N10 – La mécanique des rêves

On doit une fois de plus à Freud la mise en évidence du fonctionnement des rêves. Mais ce n’est pas à leur interprétation que nous allons nous intéresser mais bien plus aux mécanismes de leur élaboration. Rangez donc la clef des songes et toute la grammaire préfabriquée des symboles à la mords-moi-le-noeud.

le plan de la norme N10

Vos rêves sont sans doute, et je l’espère, un peu délirants, abracadabrantesques et absurdes. Rassurez-vous! Y a pas que vous à rêver de feutres indélébiles volants et de pianos mous qui contiennent des tripes de moutons! 

Pour Freud, et cela dès 1895, « le rêve s’avère être un accomplissement de souhait ». Nous voilà bien avancés, me direz vous! avec nos gentils délires nocturnes qu’on s’empresse d’oublier au réveil.
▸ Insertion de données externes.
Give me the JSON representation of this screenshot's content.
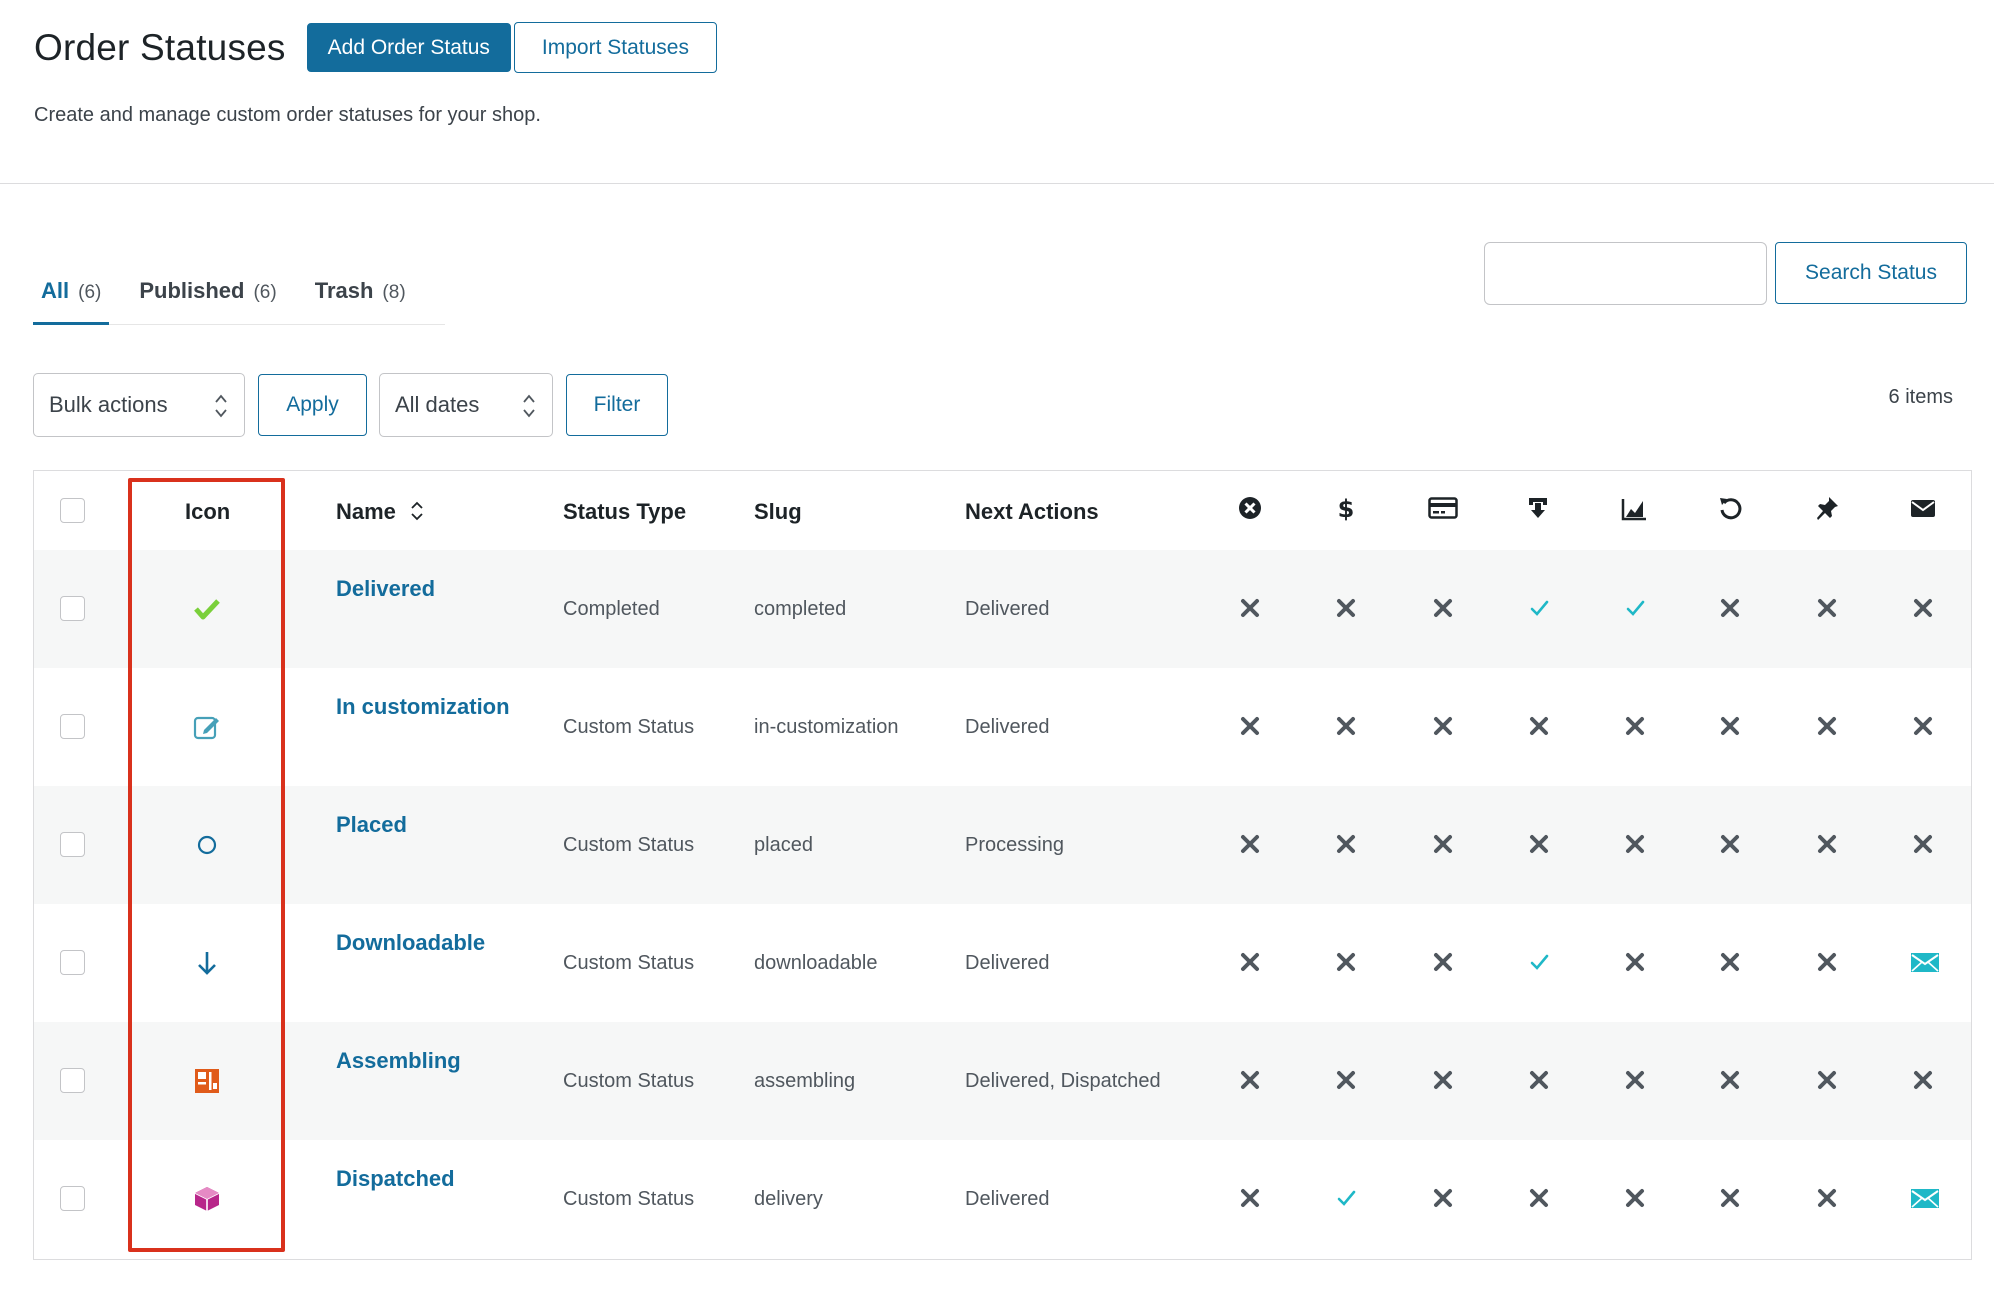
{
  "header": {
    "title": "Order Statuses",
    "add_button": "Add Order Status",
    "import_button": "Import Statuses",
    "subtitle": "Create and manage custom order statuses for your shop."
  },
  "tabs": [
    {
      "label": "All",
      "count": "(6)",
      "active": true
    },
    {
      "label": "Published",
      "count": "(6)",
      "active": false
    },
    {
      "label": "Trash",
      "count": "(8)",
      "active": false
    }
  ],
  "search": {
    "value": "",
    "placeholder": "",
    "button": "Search Status"
  },
  "toolbar": {
    "bulk_actions": "Bulk actions",
    "apply": "Apply",
    "dates": "All dates",
    "filter": "Filter",
    "items_count": "6 items"
  },
  "table": {
    "headers": {
      "icon": "Icon",
      "name": "Name",
      "status_type": "Status Type",
      "slug": "Slug",
      "next_actions": "Next Actions"
    },
    "flag_columns": [
      "cancel-icon",
      "dollar-icon",
      "credit-card-icon",
      "download-tray-icon",
      "chart-area-icon",
      "refresh-icon",
      "pin-icon",
      "envelope-icon"
    ],
    "rows": [
      {
        "icon": "checkmark-icon",
        "icon_color": "#7ad03a",
        "name": "Delivered",
        "status_type": "Completed",
        "slug": "completed",
        "next_actions": "Delivered",
        "flags": [
          "x",
          "x",
          "x",
          "check",
          "check",
          "x",
          "x",
          "x"
        ]
      },
      {
        "icon": "edit-icon",
        "icon_color": "#46a0b8",
        "name": "In customization",
        "status_type": "Custom Status",
        "slug": "in-customization",
        "next_actions": "Delivered",
        "flags": [
          "x",
          "x",
          "x",
          "x",
          "x",
          "x",
          "x",
          "x"
        ]
      },
      {
        "icon": "circle-icon",
        "icon_color": "#136c9c",
        "name": "Placed",
        "status_type": "Custom Status",
        "slug": "placed",
        "next_actions": "Processing",
        "flags": [
          "x",
          "x",
          "x",
          "x",
          "x",
          "x",
          "x",
          "x"
        ]
      },
      {
        "icon": "arrow-down-icon",
        "icon_color": "#136c9c",
        "name": "Downloadable",
        "status_type": "Custom Status",
        "slug": "downloadable",
        "next_actions": "Delivered",
        "flags": [
          "x",
          "x",
          "x",
          "check",
          "x",
          "x",
          "x",
          "mail"
        ]
      },
      {
        "icon": "assembling-icon",
        "icon_color": "#e05b1a",
        "name": "Assembling",
        "status_type": "Custom Status",
        "slug": "assembling",
        "next_actions": "Delivered, Dispatched",
        "flags": [
          "x",
          "x",
          "x",
          "x",
          "x",
          "x",
          "x",
          "x"
        ]
      },
      {
        "icon": "box-icon",
        "icon_color": "#b8268a",
        "name": "Dispatched",
        "status_type": "Custom Status",
        "slug": "delivery",
        "next_actions": "Delivered",
        "flags": [
          "x",
          "check",
          "x",
          "x",
          "x",
          "x",
          "x",
          "mail"
        ]
      }
    ]
  },
  "colors": {
    "primary": "#136c9c",
    "check": "#1fb8c7",
    "mail": "#1fb8c7",
    "x_mark": "#50575e",
    "highlight": "#d9311c"
  }
}
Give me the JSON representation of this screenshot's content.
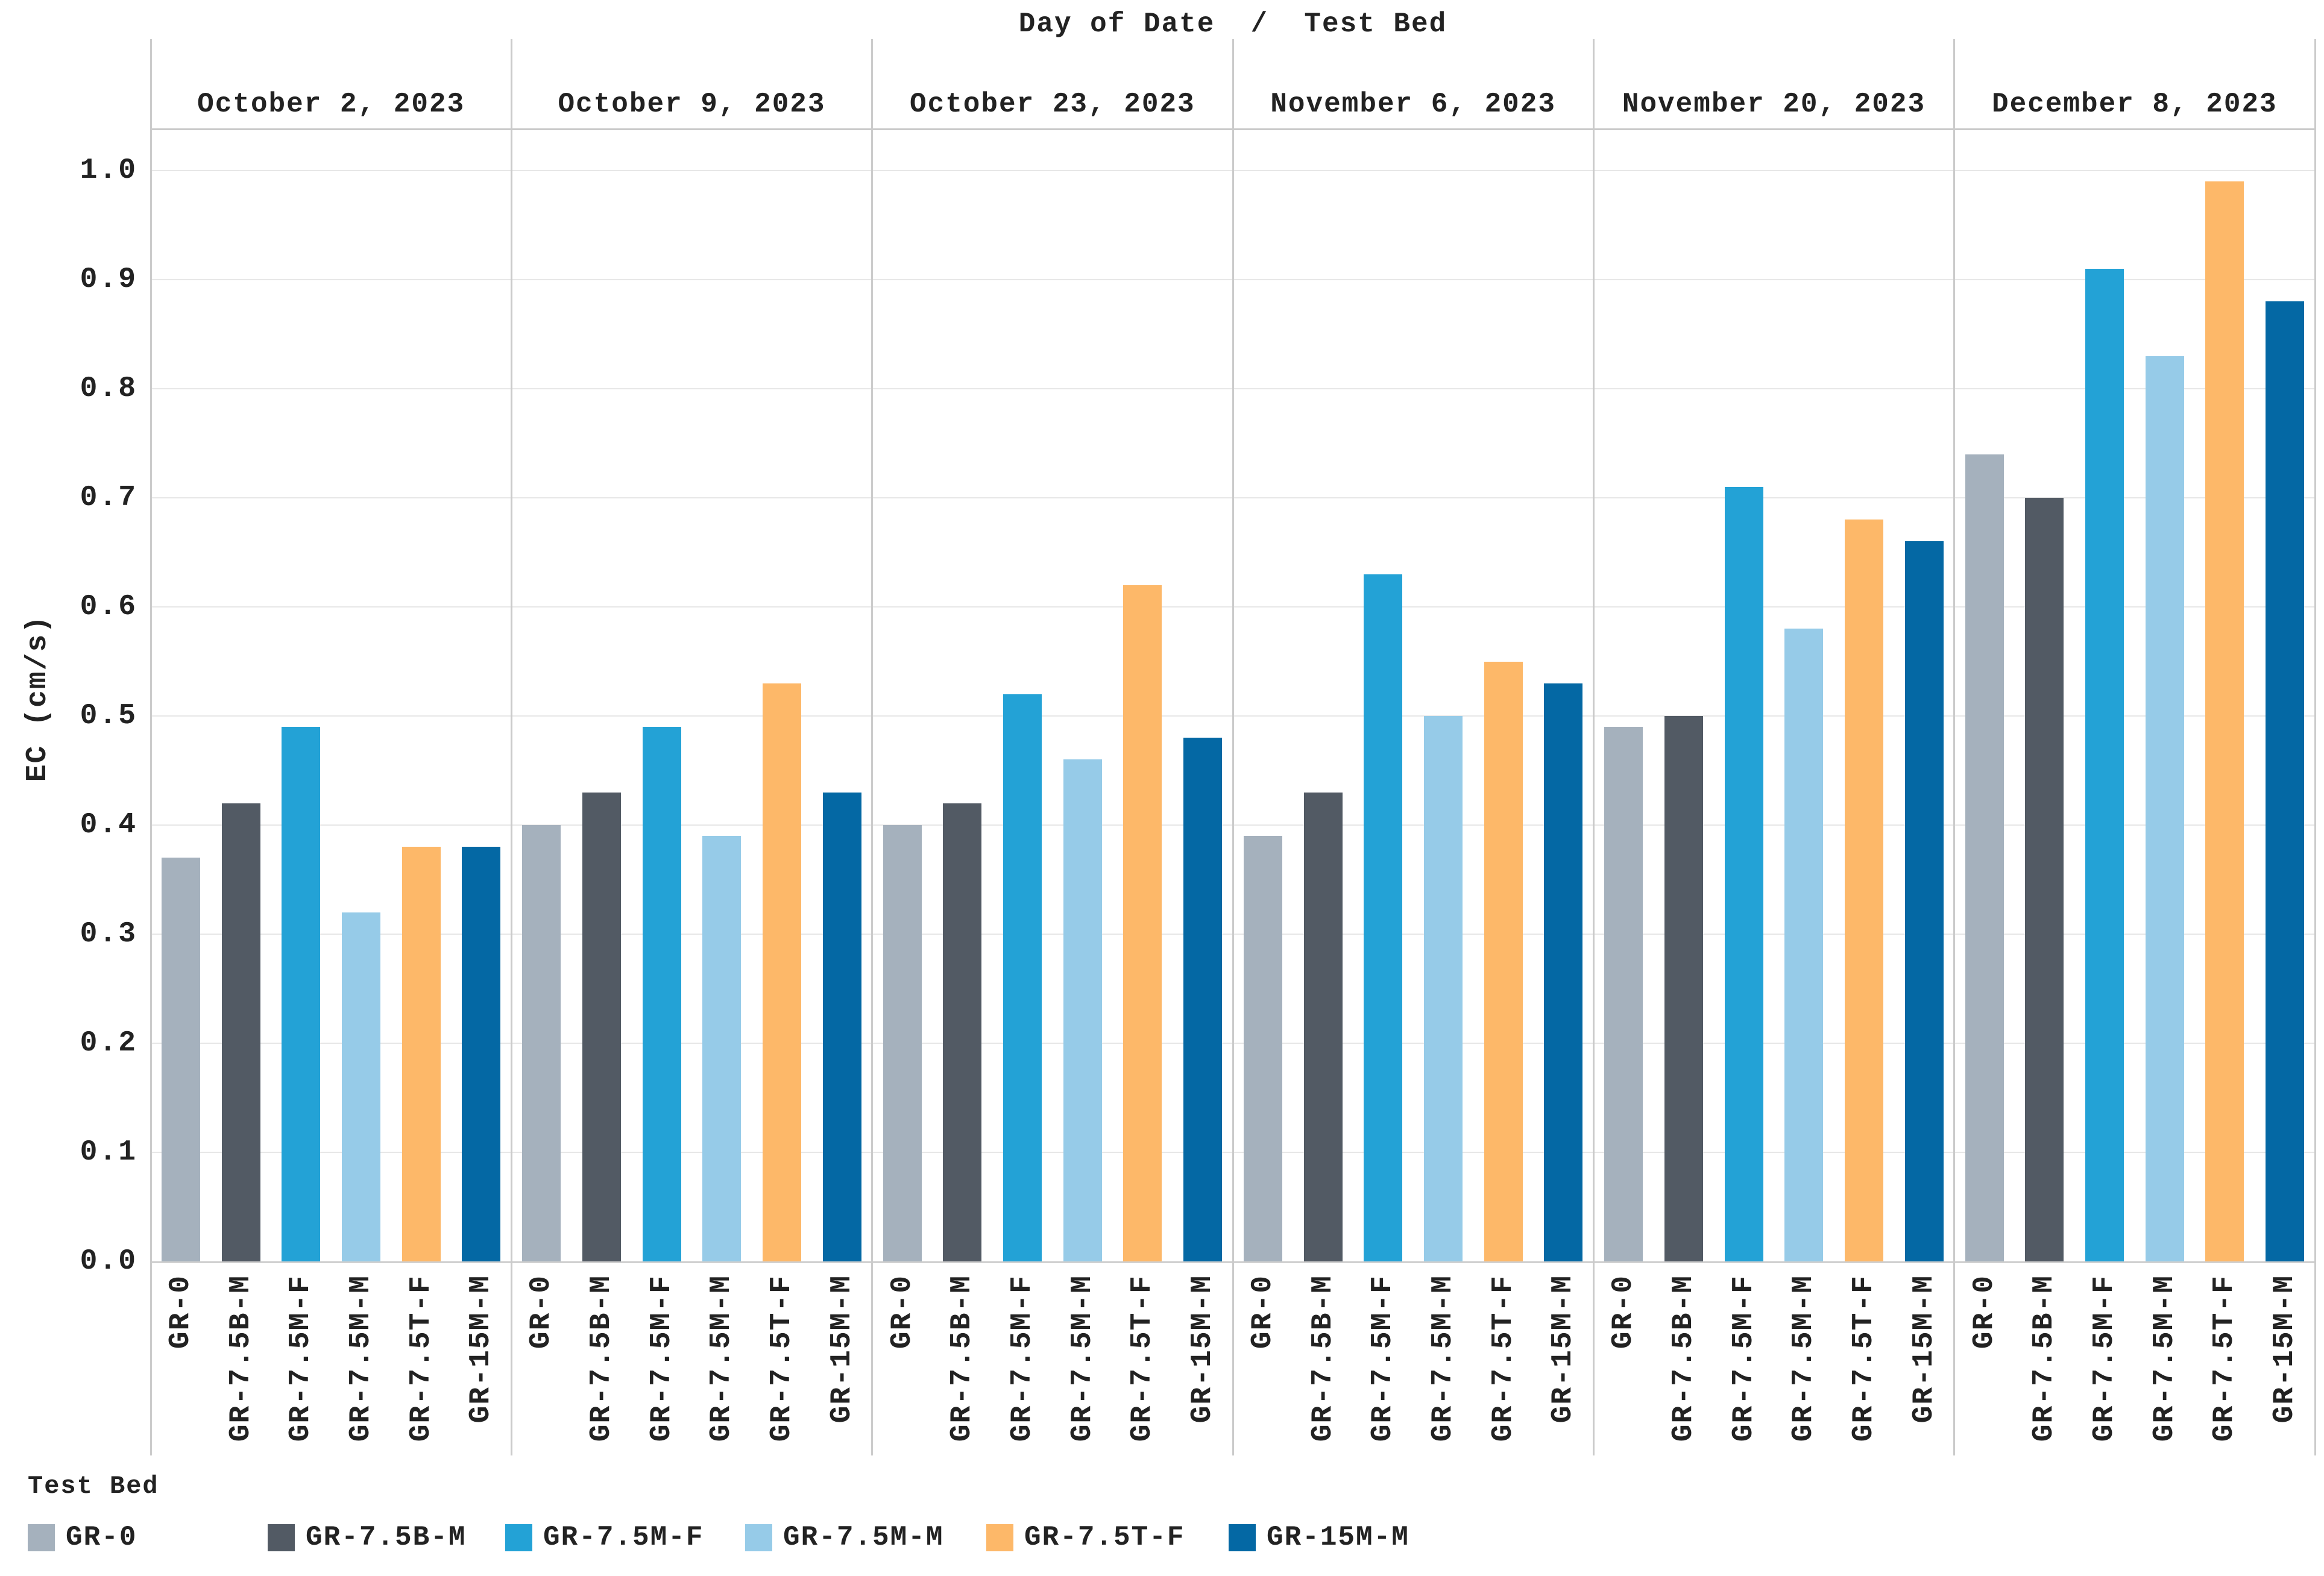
{
  "header": {
    "title_display": "Day of Date  /  Test Bed"
  },
  "legend": {
    "title": "Test Bed"
  },
  "style": {
    "grid_color": "#e7e7e7",
    "axis_color": "#d0d0d0",
    "divider_color": "#cbcbcb",
    "text_color": "#222222",
    "background": "#ffffff"
  },
  "chart_data": {
    "type": "bar",
    "title": "Day of Date / Test Bed",
    "xlabel": "",
    "ylabel": "EC (cm/s)",
    "ylim": [
      0.0,
      1.0
    ],
    "yticks": [
      0.0,
      0.1,
      0.2,
      0.3,
      0.4,
      0.5,
      0.6,
      0.7,
      0.8,
      0.9,
      1.0
    ],
    "grid": true,
    "legend_position": "bottom",
    "categories": [
      "October 2, 2023",
      "October 9, 2023",
      "October 23, 2023",
      "November 6, 2023",
      "November 20, 2023",
      "December 8, 2023"
    ],
    "series": [
      {
        "name": "GR-0",
        "color": "#a5b1bd",
        "values": [
          0.37,
          0.4,
          0.4,
          0.39,
          0.49,
          0.74
        ]
      },
      {
        "name": "GR-7.5B-M",
        "color": "#525a64",
        "values": [
          0.42,
          0.43,
          0.42,
          0.43,
          0.5,
          0.7
        ]
      },
      {
        "name": "GR-7.5M-F",
        "color": "#23a2d6",
        "values": [
          0.49,
          0.49,
          0.52,
          0.63,
          0.71,
          0.91
        ]
      },
      {
        "name": "GR-7.5M-M",
        "color": "#96cbe8",
        "values": [
          0.32,
          0.39,
          0.46,
          0.5,
          0.58,
          0.83
        ]
      },
      {
        "name": "GR-7.5T-F",
        "color": "#fdb869",
        "values": [
          0.38,
          0.53,
          0.62,
          0.55,
          0.68,
          0.99
        ]
      },
      {
        "name": "GR-15M-M",
        "color": "#0468a4",
        "values": [
          0.38,
          0.43,
          0.48,
          0.53,
          0.66,
          0.88
        ]
      }
    ]
  }
}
Je veux bien croire que j’ai des désirs, sans doute un peu tordus, mais le coup du piano va un peu loin tout de même.

Freud oppose donc le contenu manifeste du rêve, ces bribes pas toujours bien agencées dont le rêveur se souvient encore au réveil, à son contenu latent, le matériau pulsionnel qui aura été travaillé. 

Vous avez certainement déjà fait cette expérience énervante: dans un demi-sommeil, votre rêve est encore tout frais dans votre tête et quand au saut du lit, vous tentez de le raconter, ça ne ressemble plus à grand chose. La logique qui semblait évidente, vous échappe. Les images s’entrecroisent, tout se mélange, ça ne tient plus la route alors que vous aviez pourtant l’impression que ça voulait dire quelque chose. Parfois avec un cauchemar, le souvenir est plus précis. Pour un temps en tout cas.

Toujours est-il que ce qui affleure à notre conscience apparait sans queue ni tête. Ce que Freud appelle le travail du rêve, c’est la transformation par la censure du désir initial. Parce qu’il est inavouable, insupportable et inacceptable, ce Projet, tel que nous l’appelons pour désigner la pulsion, subit des restrictions pour rendre sa crudité séante et convenable. Ces aménagements s’opèrent par condensation et déplacement. 

A propos de la première, Freud écrit que « le rêve que nous nous rappelons au réveil ne serait alors qu’un reste de l’ensemble du contenu du rêve, qui aurait la même étendue que les pensées du rêve si nous pouvions nous le rappeler tout entier ». Reste certes mais essentiel, comme le condensé de la distillation est l’esprit du liquide bouilli.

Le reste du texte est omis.